In the early 1930s, Soviet scientists noticed the lucrative hydropower resources of the Kola Peninsula, which naturally found their way into Lenin’s well-known GOELRO plan.

Electrification of the Polar Region

The first major energy construction project, which, as its authors anticipated, should have stimulated the development of the Kola Peninsula’s mineral raw materials, was Niva hydro power plant No.2 (named after the Niva River). The first team of hydraulic engineers came here in summer 1930. Four years later, the first hydroelectric generating unit was commissioned. June 30, 1934, entered the history of the Kola Peninsula forever as the day, when electrification of the Polar Region began.
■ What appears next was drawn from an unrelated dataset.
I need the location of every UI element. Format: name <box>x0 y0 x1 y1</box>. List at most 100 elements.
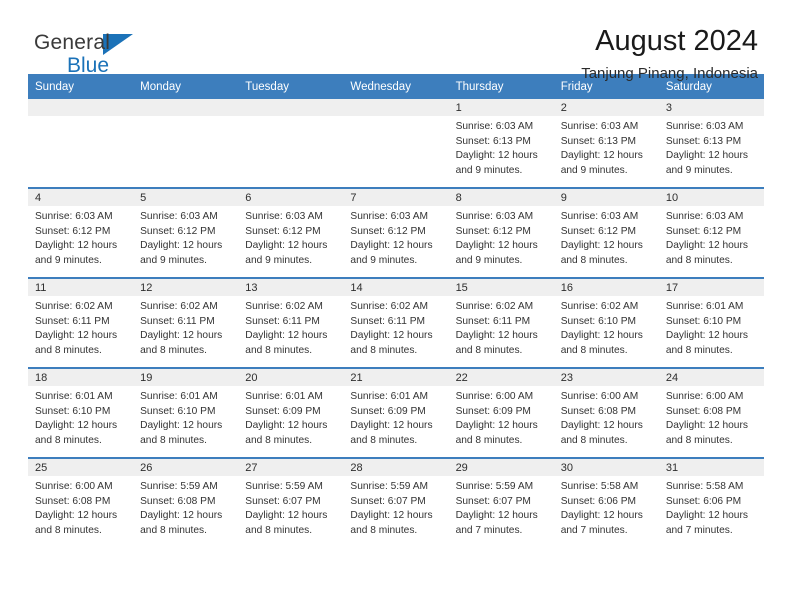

Two more power plants were built here in the next 20 years. One of them is a unique power plant: Niva hydro power plant 3 was the first underground power plant in the Soviet Union. Its generator hall was at depth of 75 m.

The second power plant built in 1937 under the GOELRO plan was Nizhne-Tulomskaya hydro power plant. In 1940, these two hydro power plants were connected by a 110 kV power line.

Post-War Period

The post-war period was marked not only by booming industrial development, but also by harnessing of the hydro power resources of the North. Between the 1950s and the end of 1960s, five hydro power plants of Paz cascade were built. Between the 1970s and the mid-1980s, four power plants of Serebryanskiy HPPs cascade were commissioned.

TGC-1 in Murmansk Oblast Today

Today the Kolsky branch of JSC TGC-1 includes 17 plants of four HEP cascades located at the Kola Peninsula, as well as Apatitskaya CHP, the biggest central heating and power plant in the region. The hydro electrical potential of the region is based on the river basins of the Tuloma, Voronya, Teriberka and Paz rivers.